The detective, Hercule Poirot, should solve the problem in Egypt when he was on holiday there. He was under pressure to break the puzzle and find out the killer of murderer in Egypt. Before it, there was a girl named Linnet, and she told to Poirot that how she was surrounded by enemies in that case. Then Poirot should solve the problem before the enemies strike again.

The tranquility of a cruise along the Nile was shattered by the discovery that Linnet Ridgeway had been shot through the head. She was young, stylish and beautiful. A girl who had  everything…until she lost her life. Hercule Poirot recalled an earlier outburst by a fellow passenger: “I’d like to put my dear little pistol against her head and just press the trigger.” Yet in this exotic setting nothing was ever quite what it seemed.

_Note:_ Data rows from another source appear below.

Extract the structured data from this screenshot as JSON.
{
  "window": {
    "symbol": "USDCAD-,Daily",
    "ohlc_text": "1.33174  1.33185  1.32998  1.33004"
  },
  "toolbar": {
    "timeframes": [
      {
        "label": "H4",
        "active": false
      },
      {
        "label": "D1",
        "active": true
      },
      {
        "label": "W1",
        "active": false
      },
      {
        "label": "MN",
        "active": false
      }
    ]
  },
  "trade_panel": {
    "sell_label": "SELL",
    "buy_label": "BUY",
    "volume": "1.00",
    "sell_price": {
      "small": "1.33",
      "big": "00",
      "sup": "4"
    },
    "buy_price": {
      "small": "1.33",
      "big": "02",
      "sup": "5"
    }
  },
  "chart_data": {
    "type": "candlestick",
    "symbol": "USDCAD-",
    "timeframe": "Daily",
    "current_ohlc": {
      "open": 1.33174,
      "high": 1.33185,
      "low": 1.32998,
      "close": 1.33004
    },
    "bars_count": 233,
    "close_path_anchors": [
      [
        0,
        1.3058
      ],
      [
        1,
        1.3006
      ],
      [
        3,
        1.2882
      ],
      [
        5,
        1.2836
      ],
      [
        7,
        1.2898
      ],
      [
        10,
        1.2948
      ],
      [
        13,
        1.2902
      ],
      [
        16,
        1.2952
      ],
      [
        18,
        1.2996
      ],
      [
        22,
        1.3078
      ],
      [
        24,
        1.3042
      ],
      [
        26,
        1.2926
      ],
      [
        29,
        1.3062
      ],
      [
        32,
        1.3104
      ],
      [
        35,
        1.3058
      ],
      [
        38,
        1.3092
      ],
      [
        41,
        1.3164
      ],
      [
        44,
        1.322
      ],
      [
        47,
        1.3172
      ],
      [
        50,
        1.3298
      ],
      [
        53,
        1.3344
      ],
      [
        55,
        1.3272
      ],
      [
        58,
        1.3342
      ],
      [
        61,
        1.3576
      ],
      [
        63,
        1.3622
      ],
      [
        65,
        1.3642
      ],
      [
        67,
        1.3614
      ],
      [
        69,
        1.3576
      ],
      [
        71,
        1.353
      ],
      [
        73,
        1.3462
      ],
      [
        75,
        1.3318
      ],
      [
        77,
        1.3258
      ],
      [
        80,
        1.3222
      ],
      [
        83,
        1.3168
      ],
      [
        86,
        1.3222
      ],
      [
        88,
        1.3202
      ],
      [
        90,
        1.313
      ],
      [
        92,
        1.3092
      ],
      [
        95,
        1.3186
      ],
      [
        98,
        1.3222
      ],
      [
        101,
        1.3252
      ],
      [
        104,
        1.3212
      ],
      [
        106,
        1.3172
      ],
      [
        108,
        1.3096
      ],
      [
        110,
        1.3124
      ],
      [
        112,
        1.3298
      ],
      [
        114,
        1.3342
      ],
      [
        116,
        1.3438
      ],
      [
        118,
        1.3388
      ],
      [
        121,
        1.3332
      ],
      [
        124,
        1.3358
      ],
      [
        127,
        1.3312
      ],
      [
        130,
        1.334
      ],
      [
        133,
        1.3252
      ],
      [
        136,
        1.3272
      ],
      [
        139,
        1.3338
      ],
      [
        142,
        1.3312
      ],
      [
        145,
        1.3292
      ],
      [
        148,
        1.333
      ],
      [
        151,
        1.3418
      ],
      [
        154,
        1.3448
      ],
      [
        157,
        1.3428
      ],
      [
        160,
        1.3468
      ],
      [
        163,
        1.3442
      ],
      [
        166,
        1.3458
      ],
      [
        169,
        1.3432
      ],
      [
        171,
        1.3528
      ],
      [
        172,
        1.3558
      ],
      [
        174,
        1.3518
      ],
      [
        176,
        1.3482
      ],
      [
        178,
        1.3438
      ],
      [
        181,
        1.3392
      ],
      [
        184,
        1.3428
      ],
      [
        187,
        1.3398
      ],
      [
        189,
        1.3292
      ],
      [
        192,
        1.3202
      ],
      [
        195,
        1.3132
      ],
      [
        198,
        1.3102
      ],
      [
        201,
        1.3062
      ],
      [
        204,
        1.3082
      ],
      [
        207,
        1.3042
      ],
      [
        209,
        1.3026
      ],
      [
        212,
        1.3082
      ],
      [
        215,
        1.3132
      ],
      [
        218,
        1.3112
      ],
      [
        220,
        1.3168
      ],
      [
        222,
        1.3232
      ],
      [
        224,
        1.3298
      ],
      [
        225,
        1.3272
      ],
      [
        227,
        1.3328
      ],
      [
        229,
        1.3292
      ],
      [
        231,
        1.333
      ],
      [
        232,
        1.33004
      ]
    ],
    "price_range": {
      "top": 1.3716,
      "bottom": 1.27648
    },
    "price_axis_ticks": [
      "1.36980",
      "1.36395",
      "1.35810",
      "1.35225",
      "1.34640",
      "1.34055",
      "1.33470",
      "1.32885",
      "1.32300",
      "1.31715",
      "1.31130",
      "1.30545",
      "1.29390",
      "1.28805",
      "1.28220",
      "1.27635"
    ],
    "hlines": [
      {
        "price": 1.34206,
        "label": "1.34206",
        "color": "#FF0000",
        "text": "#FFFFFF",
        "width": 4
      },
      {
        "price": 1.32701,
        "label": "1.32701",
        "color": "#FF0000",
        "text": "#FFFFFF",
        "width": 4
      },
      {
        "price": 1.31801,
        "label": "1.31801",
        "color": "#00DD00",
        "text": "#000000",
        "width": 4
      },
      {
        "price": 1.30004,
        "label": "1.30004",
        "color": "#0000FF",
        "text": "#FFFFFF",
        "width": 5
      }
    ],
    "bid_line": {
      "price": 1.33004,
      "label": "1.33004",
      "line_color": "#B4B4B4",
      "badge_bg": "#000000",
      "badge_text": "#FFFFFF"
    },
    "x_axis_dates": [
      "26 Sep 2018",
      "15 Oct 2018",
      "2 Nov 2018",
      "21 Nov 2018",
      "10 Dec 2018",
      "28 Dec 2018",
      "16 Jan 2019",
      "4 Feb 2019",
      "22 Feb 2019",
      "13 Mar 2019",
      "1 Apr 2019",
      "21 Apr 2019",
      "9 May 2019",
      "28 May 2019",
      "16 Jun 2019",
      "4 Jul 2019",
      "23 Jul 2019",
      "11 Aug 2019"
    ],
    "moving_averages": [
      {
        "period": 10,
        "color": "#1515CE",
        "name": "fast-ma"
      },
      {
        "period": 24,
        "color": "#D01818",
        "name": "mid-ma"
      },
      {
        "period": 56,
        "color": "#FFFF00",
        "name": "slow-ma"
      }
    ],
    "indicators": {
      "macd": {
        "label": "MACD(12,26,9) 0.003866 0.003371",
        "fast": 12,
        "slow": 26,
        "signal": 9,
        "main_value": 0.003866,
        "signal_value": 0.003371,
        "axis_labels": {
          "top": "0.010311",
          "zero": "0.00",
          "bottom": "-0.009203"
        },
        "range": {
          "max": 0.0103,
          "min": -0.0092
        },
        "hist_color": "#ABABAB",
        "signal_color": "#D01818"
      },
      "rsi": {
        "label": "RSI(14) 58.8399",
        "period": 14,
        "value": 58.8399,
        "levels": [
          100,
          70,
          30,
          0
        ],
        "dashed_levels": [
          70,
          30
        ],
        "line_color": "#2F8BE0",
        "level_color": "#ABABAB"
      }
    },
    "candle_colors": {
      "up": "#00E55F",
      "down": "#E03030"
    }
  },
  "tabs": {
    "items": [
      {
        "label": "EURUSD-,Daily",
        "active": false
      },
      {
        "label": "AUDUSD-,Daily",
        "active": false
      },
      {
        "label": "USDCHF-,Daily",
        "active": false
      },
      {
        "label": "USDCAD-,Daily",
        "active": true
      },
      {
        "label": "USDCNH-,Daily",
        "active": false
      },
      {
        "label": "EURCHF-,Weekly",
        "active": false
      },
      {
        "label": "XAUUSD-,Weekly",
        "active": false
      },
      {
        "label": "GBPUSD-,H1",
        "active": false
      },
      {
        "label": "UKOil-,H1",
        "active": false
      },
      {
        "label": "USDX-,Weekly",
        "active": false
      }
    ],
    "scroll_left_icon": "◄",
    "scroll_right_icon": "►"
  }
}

Death on the Nile is a pre-Second World War novel, first published in UK on 1 November 1937 by the Collins Crime Club. It shows Agatha Christie’s interest in Egypt and archaeology and also reflects much of the flavour and social nuances of the pre-war period. Although the novel is set in Egypt, an exotic location, it is essentially a ‘locked room mystery’, as the characters are passengers on the river-steamer SS Karnak, cruising on the Nile. Amongst them is the famous Hercule Poirot, a short man dressed in a white silk suit, a panama hat and carrying a highly ornamental fly whisk with a sham amber handle – a funny little man.